Over de toilethygiëne onderweg ga ik het niet hebben. Use your imagination. Gelukkig was er ook veel moois te zien op Sumatra. Minder mooi zijn weer de palmolieplantages. De keurig in het gelid geplante bomen zijn op zich niet zo weerzinwekkend, ware het niet dat je weet dat er jungle voor gekapt is. Dan worden de uitgestrekte plantages ineens een stuk minder prettig om te zien. Orang Utans vinden gelukkig in de nationale parken nog een veilig plekje om een beetje rond te hangen en lui van boom naar boom te slingeren.

Top of the bill qua viezigheid was Jakarta.

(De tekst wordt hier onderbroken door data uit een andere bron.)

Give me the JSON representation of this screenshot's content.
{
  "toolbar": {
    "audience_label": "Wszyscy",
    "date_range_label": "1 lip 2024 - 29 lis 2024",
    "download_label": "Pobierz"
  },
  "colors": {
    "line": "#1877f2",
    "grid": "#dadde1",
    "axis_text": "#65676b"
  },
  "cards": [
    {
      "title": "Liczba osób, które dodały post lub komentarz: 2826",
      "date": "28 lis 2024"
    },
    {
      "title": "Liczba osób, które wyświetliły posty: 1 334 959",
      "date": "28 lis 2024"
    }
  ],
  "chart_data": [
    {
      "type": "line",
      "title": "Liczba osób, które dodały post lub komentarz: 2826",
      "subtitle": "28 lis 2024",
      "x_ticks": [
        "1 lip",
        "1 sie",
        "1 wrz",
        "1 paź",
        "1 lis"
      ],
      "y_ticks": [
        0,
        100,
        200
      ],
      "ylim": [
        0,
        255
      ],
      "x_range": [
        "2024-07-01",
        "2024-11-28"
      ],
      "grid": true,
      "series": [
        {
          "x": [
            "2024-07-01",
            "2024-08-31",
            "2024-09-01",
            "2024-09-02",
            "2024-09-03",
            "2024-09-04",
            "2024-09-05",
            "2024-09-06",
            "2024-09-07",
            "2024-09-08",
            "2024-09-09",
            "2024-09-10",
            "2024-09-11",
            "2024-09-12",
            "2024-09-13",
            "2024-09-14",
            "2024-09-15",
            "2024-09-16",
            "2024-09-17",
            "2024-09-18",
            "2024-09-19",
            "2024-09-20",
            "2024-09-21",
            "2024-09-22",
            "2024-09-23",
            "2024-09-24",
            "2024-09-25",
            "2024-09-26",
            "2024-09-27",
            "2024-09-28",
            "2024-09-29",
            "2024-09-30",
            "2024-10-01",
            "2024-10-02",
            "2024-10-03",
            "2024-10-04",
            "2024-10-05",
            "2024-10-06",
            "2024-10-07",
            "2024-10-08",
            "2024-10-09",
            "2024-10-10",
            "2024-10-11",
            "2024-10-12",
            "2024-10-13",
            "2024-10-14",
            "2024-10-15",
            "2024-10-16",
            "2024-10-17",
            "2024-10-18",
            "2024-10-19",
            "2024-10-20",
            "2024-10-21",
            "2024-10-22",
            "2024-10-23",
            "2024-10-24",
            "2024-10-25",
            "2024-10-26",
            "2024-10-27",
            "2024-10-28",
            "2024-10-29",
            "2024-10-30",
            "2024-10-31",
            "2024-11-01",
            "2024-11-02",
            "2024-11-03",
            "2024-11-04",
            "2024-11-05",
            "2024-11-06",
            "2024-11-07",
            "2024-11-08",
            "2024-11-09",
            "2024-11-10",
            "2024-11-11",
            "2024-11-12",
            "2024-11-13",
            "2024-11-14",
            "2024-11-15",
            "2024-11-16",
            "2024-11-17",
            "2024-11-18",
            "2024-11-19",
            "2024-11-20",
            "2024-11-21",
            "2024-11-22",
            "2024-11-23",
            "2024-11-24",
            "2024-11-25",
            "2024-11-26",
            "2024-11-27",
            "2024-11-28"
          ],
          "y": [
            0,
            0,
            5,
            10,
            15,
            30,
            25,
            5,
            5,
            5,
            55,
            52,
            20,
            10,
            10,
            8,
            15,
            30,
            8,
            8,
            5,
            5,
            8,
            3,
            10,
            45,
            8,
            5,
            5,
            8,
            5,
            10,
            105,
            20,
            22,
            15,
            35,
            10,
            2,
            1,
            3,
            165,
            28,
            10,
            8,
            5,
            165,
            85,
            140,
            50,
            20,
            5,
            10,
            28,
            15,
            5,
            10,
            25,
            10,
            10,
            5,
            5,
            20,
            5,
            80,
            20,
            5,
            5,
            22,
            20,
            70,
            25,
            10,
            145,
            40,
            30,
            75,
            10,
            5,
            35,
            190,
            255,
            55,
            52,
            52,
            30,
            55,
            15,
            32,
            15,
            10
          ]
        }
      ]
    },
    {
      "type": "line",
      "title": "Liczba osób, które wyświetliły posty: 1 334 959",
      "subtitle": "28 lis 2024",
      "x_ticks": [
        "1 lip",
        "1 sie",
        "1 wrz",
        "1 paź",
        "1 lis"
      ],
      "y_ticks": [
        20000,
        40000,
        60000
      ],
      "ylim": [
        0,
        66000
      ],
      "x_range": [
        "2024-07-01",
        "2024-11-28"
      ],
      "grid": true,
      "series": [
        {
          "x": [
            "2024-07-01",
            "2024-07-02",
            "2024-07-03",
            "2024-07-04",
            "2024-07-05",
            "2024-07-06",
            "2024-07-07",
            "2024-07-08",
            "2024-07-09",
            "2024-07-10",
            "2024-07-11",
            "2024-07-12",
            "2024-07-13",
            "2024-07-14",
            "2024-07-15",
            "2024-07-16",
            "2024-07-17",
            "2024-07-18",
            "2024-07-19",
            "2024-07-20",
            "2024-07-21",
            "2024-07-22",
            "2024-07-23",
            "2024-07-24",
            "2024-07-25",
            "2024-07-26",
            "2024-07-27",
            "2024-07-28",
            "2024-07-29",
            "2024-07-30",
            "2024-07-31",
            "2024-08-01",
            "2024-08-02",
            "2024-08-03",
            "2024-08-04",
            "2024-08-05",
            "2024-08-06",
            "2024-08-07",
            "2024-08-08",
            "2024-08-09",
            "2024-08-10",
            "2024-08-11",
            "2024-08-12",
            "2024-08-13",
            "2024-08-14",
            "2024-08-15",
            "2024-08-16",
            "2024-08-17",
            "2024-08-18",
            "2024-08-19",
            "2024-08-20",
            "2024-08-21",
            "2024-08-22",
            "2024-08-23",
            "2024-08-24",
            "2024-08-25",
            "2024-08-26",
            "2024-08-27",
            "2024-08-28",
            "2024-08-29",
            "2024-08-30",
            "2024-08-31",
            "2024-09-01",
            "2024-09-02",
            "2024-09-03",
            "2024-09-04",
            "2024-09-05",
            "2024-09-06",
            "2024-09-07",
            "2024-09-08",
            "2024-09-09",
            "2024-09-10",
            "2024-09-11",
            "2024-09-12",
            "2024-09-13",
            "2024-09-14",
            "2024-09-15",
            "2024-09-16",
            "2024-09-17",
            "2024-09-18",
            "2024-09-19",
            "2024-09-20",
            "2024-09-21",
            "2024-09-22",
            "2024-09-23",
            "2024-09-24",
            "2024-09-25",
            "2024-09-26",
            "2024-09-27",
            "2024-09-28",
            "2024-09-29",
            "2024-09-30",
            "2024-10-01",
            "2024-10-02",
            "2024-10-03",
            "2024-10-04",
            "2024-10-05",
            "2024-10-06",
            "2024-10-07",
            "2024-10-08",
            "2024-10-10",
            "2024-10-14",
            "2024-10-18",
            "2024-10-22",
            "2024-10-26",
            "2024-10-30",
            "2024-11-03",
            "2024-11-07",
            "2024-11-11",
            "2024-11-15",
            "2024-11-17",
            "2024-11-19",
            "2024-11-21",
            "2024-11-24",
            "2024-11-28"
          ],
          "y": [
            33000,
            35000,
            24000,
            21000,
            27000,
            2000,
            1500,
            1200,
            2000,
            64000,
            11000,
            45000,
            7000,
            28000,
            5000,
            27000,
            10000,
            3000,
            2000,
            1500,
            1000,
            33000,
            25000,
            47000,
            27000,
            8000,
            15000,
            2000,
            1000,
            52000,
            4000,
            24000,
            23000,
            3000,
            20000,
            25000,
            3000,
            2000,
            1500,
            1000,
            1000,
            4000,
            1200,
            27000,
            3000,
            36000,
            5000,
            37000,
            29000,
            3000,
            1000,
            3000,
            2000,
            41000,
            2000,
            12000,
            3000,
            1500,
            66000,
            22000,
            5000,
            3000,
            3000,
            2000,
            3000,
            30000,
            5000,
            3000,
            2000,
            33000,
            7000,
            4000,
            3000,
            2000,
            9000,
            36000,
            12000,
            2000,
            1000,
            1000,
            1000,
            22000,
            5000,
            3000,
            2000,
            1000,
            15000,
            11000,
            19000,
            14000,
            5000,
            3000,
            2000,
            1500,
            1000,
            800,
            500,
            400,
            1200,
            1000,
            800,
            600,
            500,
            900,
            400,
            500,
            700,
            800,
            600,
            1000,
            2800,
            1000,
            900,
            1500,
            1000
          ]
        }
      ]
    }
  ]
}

We zaten in het oude stadsdeel Kota, het vroegere Batavia. De reisgidsen beloofden een historische plek vol herinneringen aan de VOC-tijd (en -architectuur). Op die VOC-tijd hoef je overigens niet heel trots te zijn, meneer Balkenende. U verwees er graag naar tijdens uw premierschap, maar dat zou ik nooit meer doen als ik u was.
Enfin, Jakarta stonk. En niet heel weinig. Wij huisden met ons reisgezelschap in Hotel Batavia. Romantischer kan het haast niet klinken. Op het hotel zelf was weinig aan te merken. Oude chique met tapijten waarin je wegzakte en lobby’s waarin hele dorpen konden wonen (als ik bedenk wat wij onderweg aan schamele behuizing hebben gezien voor grote leefgemeenschappen). Het was de locatie. Voor de deur liep een gracht - naar Hollands voorbeeld aangelegd. Die was ondiep, had een wazig groenige kleur en er dreef van alles in. De stank was overweldigend. De ratten schoten letterlijk voor je voeten de ‘boulevard’ over, de goot in. Het water kolkte en borrelde op sommige plaatsen.



Na een bezoek aan het belangrijkste plein van Kota, waar inderdaad mooie gebouwen en musea te bezichtigen waren, wilden we wel een hapje eten in China Town. Dat lag een wijk verder, zuidwaarts. Dat konden we wel te voet. Rondkijken in Indonesië doe je niet al lopende, want dan stap je gegarandeerd in een gat, kuil of stinkende plas. Veilig is het dus om naar beneden te kijken en met een schuin oog naar het verkeer zodat je niet van de sokken gereden wordt. China Town was een teleurstelling. In het rijtje vies-viezer-viest had China Town de hoofdprijs. Normaal zou je nog het pittoreske laten prevaleren boven het gebrek aan hygiëne, maar dat kon hier niet. Weinig pittoresk, schokkend gebrek aan hygiëne. De stalletjes met etenswaren en groente stonden boven het open riool waar – alweer – de ratten ook overdag op hun gemakje rondscharrelden. Gelukkig, kan ik nu zeggen, vonden we geen restaurant en hebben we bij een buurtsupertje rollen koekjes en zoutjes gehaald. Het plastic gooiden we in een prullenbak (jawel) die naast de winkeldeur stond. Nu maar hopen dat die niet in de goot geleegd is.
We willen de reis ooit afmaken. Het vervolg beloofde nog veel moois. Jakarta laten we aan ons voorbij gaan. Dat is in mijn geval: twee keer maar nooit weer!